H1N1 flu suspected in suburban boy's death
June 16, 2009 (WLS) -- An 8-year-old boy may be the latest victim of the H1N1 flu virus in the Chicago area.
Relatives said the child got sick last week, went to the hospital on Friday and died on Saturday.
The state confirmed Tuesday that there have been two other deaths from the virus.
The Cook County health department is warning residents to take extra precautions as the virus continues to spread.
On Tuesday, the Illinois Department of Public Health was expediting a test to confirm a suspected fatal case of H1N1. The state won't release details but a south suburban family told ABC7 they were informed the boy likely had the virus.
On Tuesday, Matt Dampier was struggling with the sudden loss of his nephew.
"It just happened overnight.
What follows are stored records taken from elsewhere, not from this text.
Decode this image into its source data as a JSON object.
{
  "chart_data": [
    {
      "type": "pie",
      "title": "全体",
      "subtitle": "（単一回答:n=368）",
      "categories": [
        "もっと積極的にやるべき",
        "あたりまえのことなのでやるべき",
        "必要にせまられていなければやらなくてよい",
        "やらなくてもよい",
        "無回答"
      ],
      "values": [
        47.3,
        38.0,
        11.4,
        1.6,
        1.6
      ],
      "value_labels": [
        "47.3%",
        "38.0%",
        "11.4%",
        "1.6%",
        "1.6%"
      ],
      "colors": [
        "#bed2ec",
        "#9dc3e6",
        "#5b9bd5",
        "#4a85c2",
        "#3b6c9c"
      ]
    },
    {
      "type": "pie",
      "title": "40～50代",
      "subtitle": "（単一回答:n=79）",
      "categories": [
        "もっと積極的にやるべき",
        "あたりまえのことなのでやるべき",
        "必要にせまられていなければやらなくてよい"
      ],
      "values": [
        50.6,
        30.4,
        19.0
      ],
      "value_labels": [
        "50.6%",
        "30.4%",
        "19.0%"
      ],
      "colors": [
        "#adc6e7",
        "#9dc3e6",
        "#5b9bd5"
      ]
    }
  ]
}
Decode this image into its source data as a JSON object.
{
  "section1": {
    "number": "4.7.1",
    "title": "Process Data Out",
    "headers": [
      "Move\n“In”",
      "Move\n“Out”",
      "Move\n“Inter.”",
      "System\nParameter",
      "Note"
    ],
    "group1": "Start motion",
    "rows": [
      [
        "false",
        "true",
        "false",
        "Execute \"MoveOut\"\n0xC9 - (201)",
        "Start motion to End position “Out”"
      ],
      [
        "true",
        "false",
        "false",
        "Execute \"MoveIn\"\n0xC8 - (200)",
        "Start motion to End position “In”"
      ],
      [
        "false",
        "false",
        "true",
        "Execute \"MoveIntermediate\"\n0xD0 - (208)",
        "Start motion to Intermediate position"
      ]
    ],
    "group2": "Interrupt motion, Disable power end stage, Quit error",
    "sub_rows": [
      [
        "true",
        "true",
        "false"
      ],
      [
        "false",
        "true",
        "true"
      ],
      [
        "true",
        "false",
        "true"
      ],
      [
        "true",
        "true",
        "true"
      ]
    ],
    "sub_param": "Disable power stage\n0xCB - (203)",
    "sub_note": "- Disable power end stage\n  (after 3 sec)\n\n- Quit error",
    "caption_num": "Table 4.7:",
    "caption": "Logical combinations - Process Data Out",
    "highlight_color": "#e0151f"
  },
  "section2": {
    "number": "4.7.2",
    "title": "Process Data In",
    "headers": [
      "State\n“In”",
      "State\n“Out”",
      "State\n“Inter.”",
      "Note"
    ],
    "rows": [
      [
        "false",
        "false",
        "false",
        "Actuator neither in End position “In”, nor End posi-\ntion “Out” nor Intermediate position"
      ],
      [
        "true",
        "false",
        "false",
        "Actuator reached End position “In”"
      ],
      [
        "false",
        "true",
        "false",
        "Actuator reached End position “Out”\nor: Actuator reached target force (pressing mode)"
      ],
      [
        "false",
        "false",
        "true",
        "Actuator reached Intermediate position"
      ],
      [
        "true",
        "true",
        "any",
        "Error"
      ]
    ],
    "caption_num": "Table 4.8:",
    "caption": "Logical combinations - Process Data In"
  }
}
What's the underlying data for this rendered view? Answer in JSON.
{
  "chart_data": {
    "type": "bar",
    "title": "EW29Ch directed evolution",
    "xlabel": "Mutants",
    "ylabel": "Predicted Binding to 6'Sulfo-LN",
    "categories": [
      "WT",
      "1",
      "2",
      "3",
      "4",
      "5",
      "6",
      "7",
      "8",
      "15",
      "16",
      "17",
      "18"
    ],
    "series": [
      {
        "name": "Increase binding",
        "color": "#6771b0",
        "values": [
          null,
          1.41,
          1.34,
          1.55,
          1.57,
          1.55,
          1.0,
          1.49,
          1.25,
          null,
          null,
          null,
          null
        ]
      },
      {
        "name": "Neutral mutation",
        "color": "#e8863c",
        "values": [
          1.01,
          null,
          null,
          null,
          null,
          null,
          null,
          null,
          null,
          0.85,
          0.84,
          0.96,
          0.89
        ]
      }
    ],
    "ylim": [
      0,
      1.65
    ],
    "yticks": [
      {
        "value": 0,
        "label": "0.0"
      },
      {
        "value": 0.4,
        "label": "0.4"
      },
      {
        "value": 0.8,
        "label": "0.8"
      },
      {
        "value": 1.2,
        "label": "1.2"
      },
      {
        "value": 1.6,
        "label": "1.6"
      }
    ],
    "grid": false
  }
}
We didn't see it coming," said Matt Dampier, uncle of boy.
Dampier said his eight-year-old nephew Mark wasn't feeling well Thursday, went to a south suburban hospital Friday and was diagnosed with pneumonia, then transported to Christ Hospital where the boy died Saturday morning.
"No sooner I could get up in the morning to call to check on him, to see how he was doing...It happened too quickly," said Dampier.
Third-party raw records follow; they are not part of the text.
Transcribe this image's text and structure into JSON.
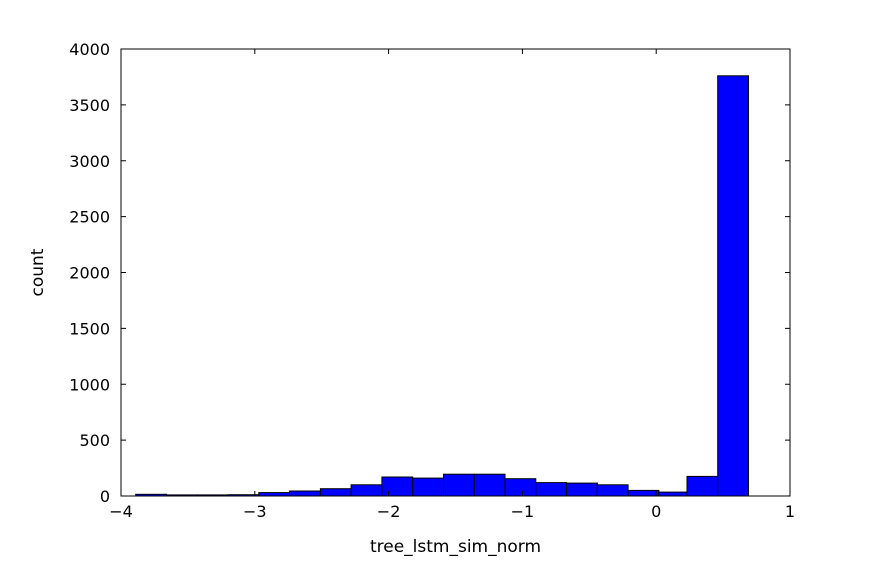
{
  "chart_data": {
    "type": "bar",
    "subtype": "histogram",
    "xlabel": "tree_lstm_sim_norm",
    "ylabel": "count",
    "xlim": [
      -4,
      1
    ],
    "ylim": [
      0,
      4000
    ],
    "xticks": [
      -4,
      -3,
      -2,
      -1,
      0,
      1
    ],
    "xtick_labels": [
      "−4",
      "−3",
      "−2",
      "−1",
      "0",
      "1"
    ],
    "yticks": [
      0,
      500,
      1000,
      1500,
      2000,
      2500,
      3000,
      3500,
      4000
    ],
    "ytick_labels": [
      "0",
      "500",
      "1000",
      "1500",
      "2000",
      "2500",
      "3000",
      "3500",
      "4000"
    ],
    "grid": false,
    "bar_color": "#0000ff",
    "bins": [
      {
        "x0": -3.89,
        "x1": -3.66,
        "count": 15
      },
      {
        "x0": -3.66,
        "x1": -3.43,
        "count": 10
      },
      {
        "x0": -3.43,
        "x1": -3.2,
        "count": 10
      },
      {
        "x0": -3.2,
        "x1": -2.97,
        "count": 12
      },
      {
        "x0": -2.97,
        "x1": -2.74,
        "count": 30
      },
      {
        "x0": -2.74,
        "x1": -2.51,
        "count": 45
      },
      {
        "x0": -2.51,
        "x1": -2.28,
        "count": 65
      },
      {
        "x0": -2.28,
        "x1": -2.05,
        "count": 100
      },
      {
        "x0": -2.05,
        "x1": -1.82,
        "count": 170
      },
      {
        "x0": -1.82,
        "x1": -1.59,
        "count": 160
      },
      {
        "x0": -1.59,
        "x1": -1.36,
        "count": 195
      },
      {
        "x0": -1.36,
        "x1": -1.13,
        "count": 195
      },
      {
        "x0": -1.13,
        "x1": -0.9,
        "count": 155
      },
      {
        "x0": -0.9,
        "x1": -0.67,
        "count": 120
      },
      {
        "x0": -0.67,
        "x1": -0.44,
        "count": 115
      },
      {
        "x0": -0.44,
        "x1": -0.21,
        "count": 100
      },
      {
        "x0": -0.21,
        "x1": 0.02,
        "count": 50
      },
      {
        "x0": 0.02,
        "x1": 0.23,
        "count": 35
      },
      {
        "x0": 0.23,
        "x1": 0.46,
        "count": 175
      },
      {
        "x0": 0.46,
        "x1": 0.69,
        "count": 3760
      }
    ]
  }
}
Dampier said the family was told Mark likely had H1N1.
As Cook County Health officials await confirmation of the fatal case, they are seeing higher than normal emergency room visits for the flu due to H1N1.
"This is the right time to change behavior in terms of increased focus on the benefits of good hygiene as a means of preventing infection," said Dr. Michael Vernon, Cook County director of Communicable Disease Control.
As health officials urge continued attention to prevention, the Dampiers also warn parents to be alert to your child's health.
"Don't let a small fever or cold pass you by thinking its nothing because it can really turn into something like this. We never seen this coming. He was real healthy and real active and we're really going to miss him," said Dampier.
There are 600 confirmed cases of H1N1 in Cook County. Seventy percent of those cases are in patients under 20 years old.
In the meantime, school officials are monitoring federal recommendations and the production of the flu vaccine for what they may need to do in the fall.